Atlanta, GA- In 2011, over 250 people were killed in accidents where their vehicles were pushed under a tractor trailer and an additional 5,000 were injured according to the Insurance Institute for Highway Safety who is advocating for tougher federal standards for underride guards to prevent potentially fatal truck accidents.
Underride guards are those metal bars that hang from the back of tractor trailers. These guards are intended to keep passenger vehicles from sliding under the rear of a tractor trailer. The federal government began requiring that semis and tractor trailers have underride guards in 1952 and in 1998 those requirements were strengthened.
But the IIHS thinks those standards should be tougher after conducting separate crash studies in 2010 and 2011. Although the studies showed improvement in underride accidents the IIHS believes that many of these guards were too flimsy or inadequate enough to keep cars from sliding under the rear of tractor trailers.
The crash studies revealed that when a car hits the rear of a truck straight on, the underride guard will keep the car from sliding under a tractor trailer. However if the impact is either right or left it the truck’s center, the guards fail to prevent fatal underride accidents, according to the New York Daily News.
If the guards bend of break the vehicle’s safety structures, the windshield becomes the point of impact. In these cases, airbags fail to deploy and seat belts cannot serve their intended purpose causing more damage to a vehicle and leading to fatal or serious injuries to motorists.
“When an under-ride guard fails, it’s a very devastating crash. The first point of impact is on the windshield. Then the top of the passenger compartment is sheared off.” says David Zuby of the IIHS.
After the 2010 and 2011 IIHS studies, they petitioned the NHTSA to pass more stringent standards for underride guards.
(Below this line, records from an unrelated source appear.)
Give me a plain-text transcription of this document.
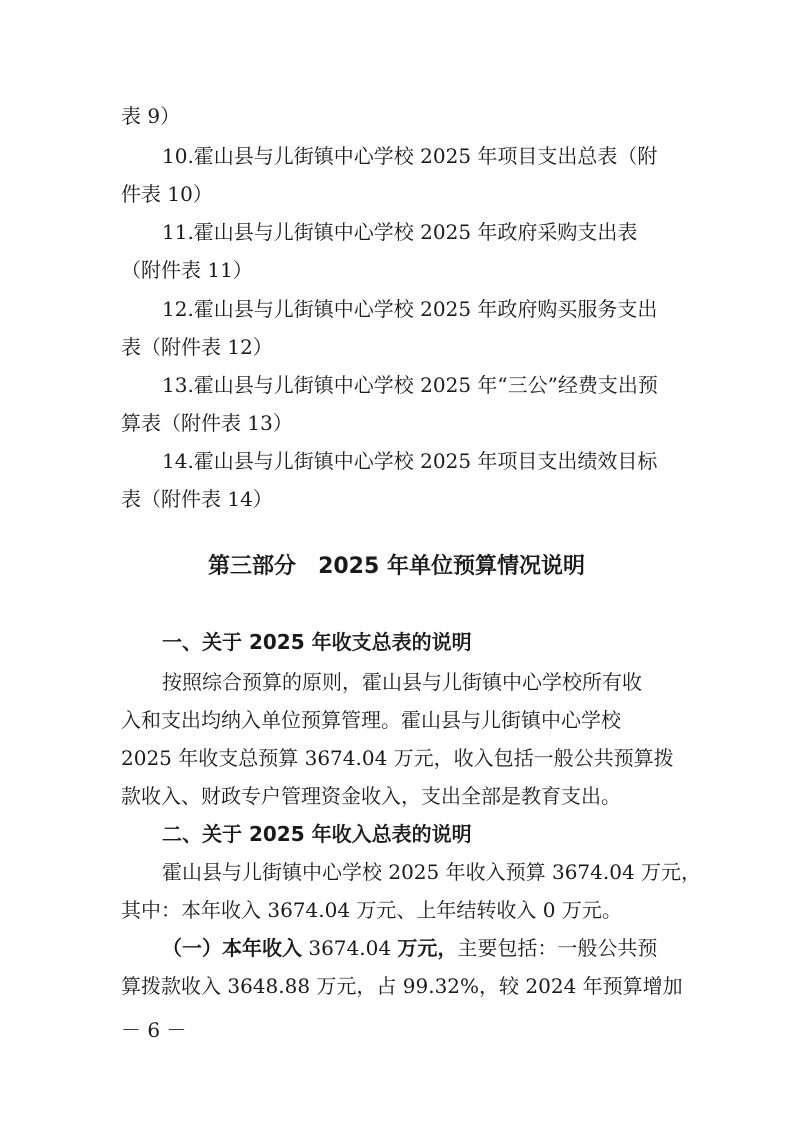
表 9）
10.霍山县与儿街镇中心学校 2025 年项目支出总表（附
件表 10）
11.霍山县与儿街镇中心学校 2025 年政府采购支出表
（附件表 11）
12.霍山县与儿街镇中心学校 2025 年政府购买服务支出
表（附件表 12）
13.霍山县与儿街镇中心学校 2025 年“三公”经费支出预
算表（附件表 13）
14.霍山县与儿街镇中心学校 2025 年项目支出绩效目标
表（附件表 14）
第三部分 2025 年单位预算情况说明
一、关于 2025 年收支总表的说明
按照综合预算的原则，霍山县与儿街镇中心学校所有收
入和支出均纳入单位预算管理。霍山县与儿街镇中心学校
2025 年收支总预算 3674.04 万元，收入包括一般公共预算拨
款收入、财政专户管理资金收入，支出全部是教育支出。
二、关于 2025 年收入总表的说明
霍山县与儿街镇中心学校 2025 年收入预算 3674.04 万元，
其中：本年收入 3674.04 万元、上年结转收入 0 万元。
（一）本年收入 3674.04 万元，主要包括：一般公共预
算拨款收入 3648.88 万元，占 99.32%，较 2024 年预算增加
－ 6 －
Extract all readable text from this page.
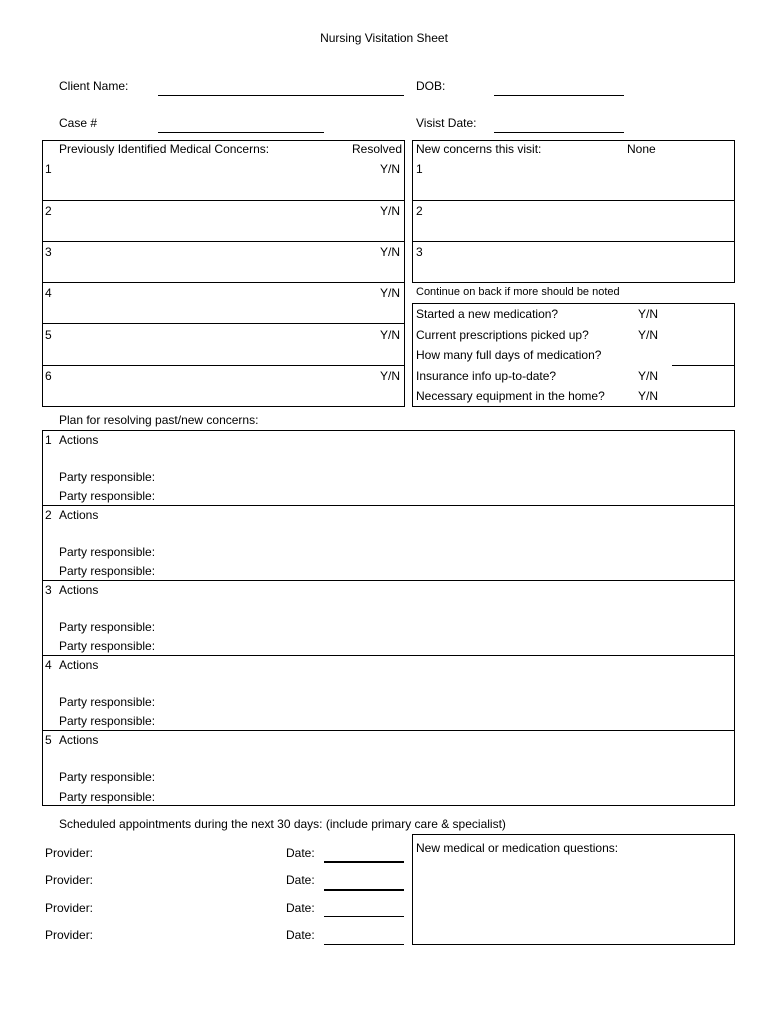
Nursing Visitation Sheet
Client Name:	DOB:
Case #	Visist Date:
Previously Identified Medical Concerns:	Resolved
1	Y/N
2	Y/N
3	Y/N
4	Y/N
5	Y/N
6	Y/N
New concerns this visit:	None
1
2
3
Continue on back if more should be noted
Started a new medication?	Y/N
Current prescriptions picked up?	Y/N
How many full days of medication?
Insurance info up-to-date?	Y/N
Necessary equipment in the home?	Y/N
Plan for resolving past/new concerns:
1 Actions
Party responsible:
Party responsible:
2 Actions
Party responsible:
Party responsible:
3 Actions
Party responsible:
Party responsible:
4 Actions
Party responsible:
Party responsible:
5 Actions
Party responsible:
Party responsible:
Scheduled appointments during the next 30 days: (include primary care & specialist)
Provider:	Date:
Provider:	Date:
Provider:	Date:
Provider:	Date:
New medical or medication questions:
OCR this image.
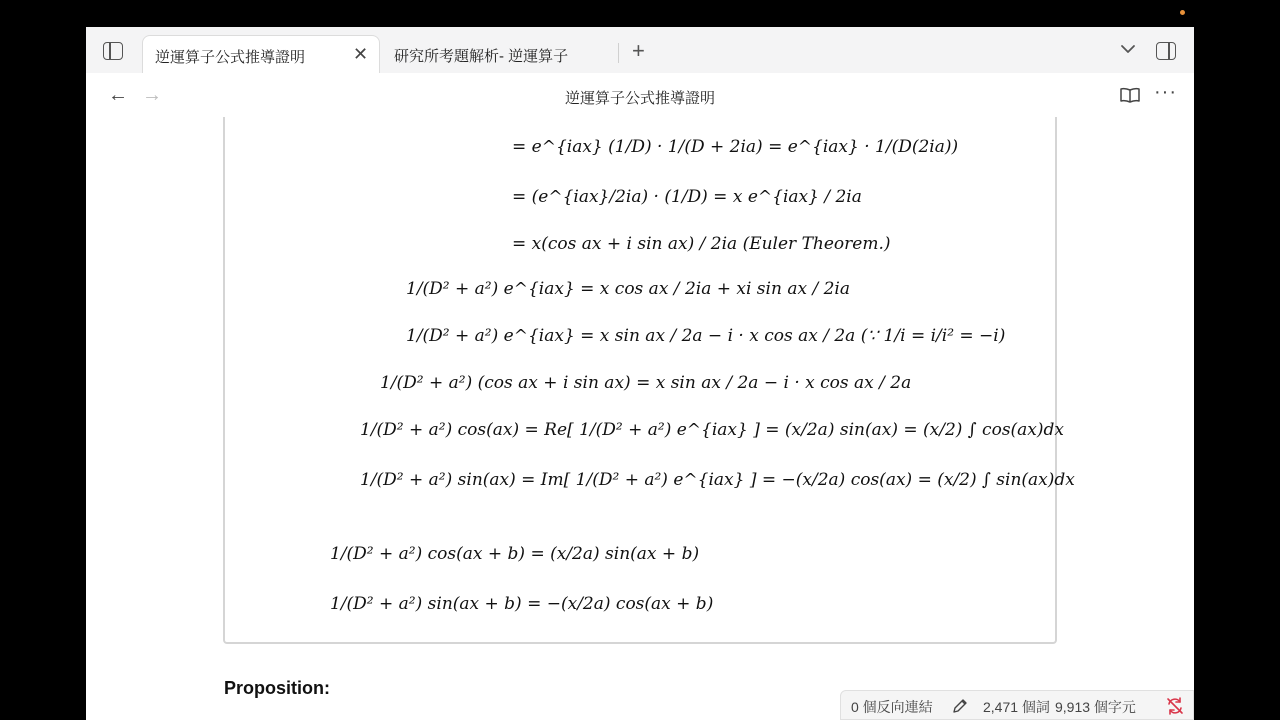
逆運算子公式推導證明	✕ 研究所考題解析- 逆運算子	+
← →	逆運算子公式推導證明	···
= e^{iax} (1/D) · 1/(D + 2ia) = e^{iax} · 1/(D(2ia))
= (e^{iax}/2ia) · (1/D) = x e^{iax} / 2ia
= x(cos ax + i sin ax) / 2ia (Euler Theorem.)
1/(D² + a²) e^{iax} = x cos ax / 2ia + xi sin ax / 2ia
1/(D² + a²) e^{iax} = x sin ax / 2a − i · x cos ax / 2a (∵ 1/i = i/i² = −i)
1/(D² + a²) (cos ax + i sin ax) = x sin ax / 2a − i · x cos ax / 2a
1/(D² + a²) cos(ax) = Re[ 1/(D² + a²) e^{iax} ] = (x/2a) sin(ax) = (x/2) ∫ cos(ax)dx
1/(D² + a²) sin(ax) = Im[ 1/(D² + a²) e^{iax} ] = −(x/2a) cos(ax) = (x/2) ∫ sin(ax)dx
1/(D² + a²) cos(ax + b) = (x/2a) sin(ax + b)
1/(D² + a²) sin(ax + b) = −(x/2a) cos(ax + b)
Proposition:
0 個反向連結	2,471 個詞 9,913 個字元
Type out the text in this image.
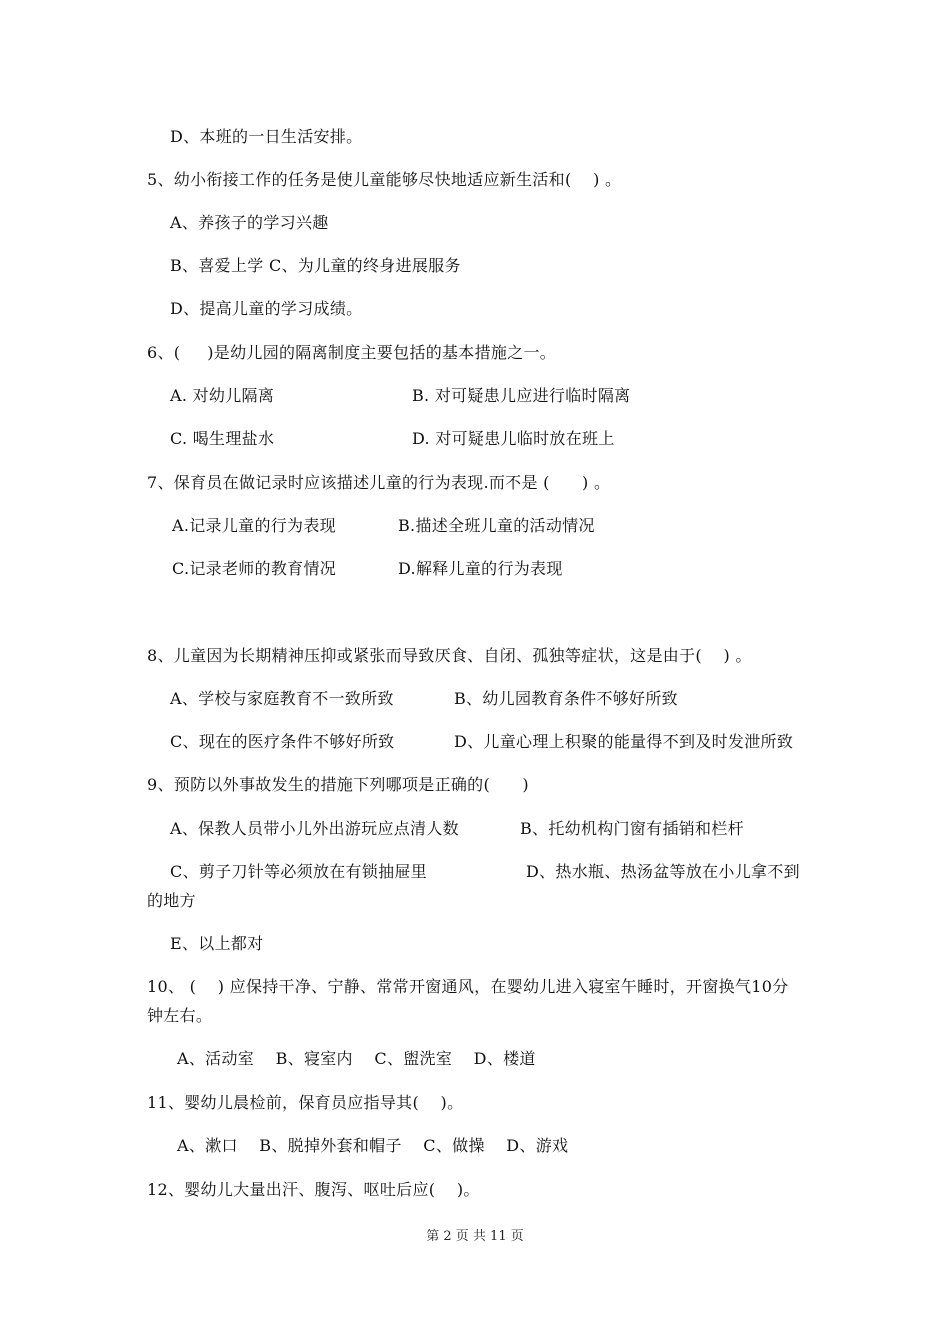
D、本班的一日生活安排。
5、幼小衔接工作的任务是使儿童能够尽快地适应新生活和(    ) 。
A、养孩子的学习兴趣
B、喜爱上学 C、为儿童的终身进展服务
D、提高儿童的学习成绩。
6、(     )是幼儿园的隔离制度主要包括的基本措施之一。
A. 对幼儿隔离	B. 对可疑患儿应进行临时隔离
C. 喝生理盐水	D. 对可疑患儿临时放在班上
7、保育员在做记录时应该描述儿童的行为表现.而不是 (      ) 。
A.记录儿童的行为表现	B.描述全班儿童的活动情况
C.记录老师的教育情况	D.解释儿童的行为表现
8、儿童因为长期精神压抑或紧张而导致厌食、自闭、孤独等症状，这是由于(    ) 。
A、学校与家庭教育不一致所致	B、幼儿园教育条件不够好所致
C、现在的医疗条件不够好所致	D、儿童心理上积聚的能量得不到及时发泄所致
9、预防以外事故发生的措施下列哪项是正确的(      )
A、保教人员带小儿外出游玩应点清人数	B、托幼机构门窗有插销和栏杆
C、剪子刀针等必须放在有锁抽屉里	D、热水瓶、热汤盆等放在小儿拿不到
的地方
E、以上都对
10、 (    ) 应保持干净、宁静、常常开窗通风，在婴幼儿进入寝室午睡时，开窗换气10分
钟左右。
A、活动室    B、寝室内    C、盥洗室    D、楼道
11、婴幼儿晨检前，保育员应指导其(    )。
A、漱口    B、脱掉外套和帽子    C、做操    D、游戏
12、婴幼儿大量出汗、腹泻、呕吐后应(    )。
第 2 页 共 11 页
When they released the results from their third study in May of this year they noted that the NHTSA never responded to their initial petition for tougher standards and release the result of a separate study which was conducted by the University of Michigan.
In a formal statement NHTSA said: “Moving forward, results from the field analysis, IIHS’s tests, international standards and other data will be leveraged by NTHSA and may inform potential changes to existing federal safety standards — including more stringent rear-impact guard requirements — based on what all the data show.”
While there are no new federal standards for underride guards some truck manufacturers are making stronger, sturdier guards that can withstand greater impacts.
Some safety advocates would also like to see tractors trailers with side undderride guards. Accidents were a vehicle is pushed under a tractor trailer from the side which is just as dangerous and deadly as going beneath a truck from the rear. Side undderride guards are a requirement in many European countries but there is no such requirement in the states.
The trucking industry has resisted retro-fitting there vehicles with stronger undderride guards and will likely pushback against any new standards.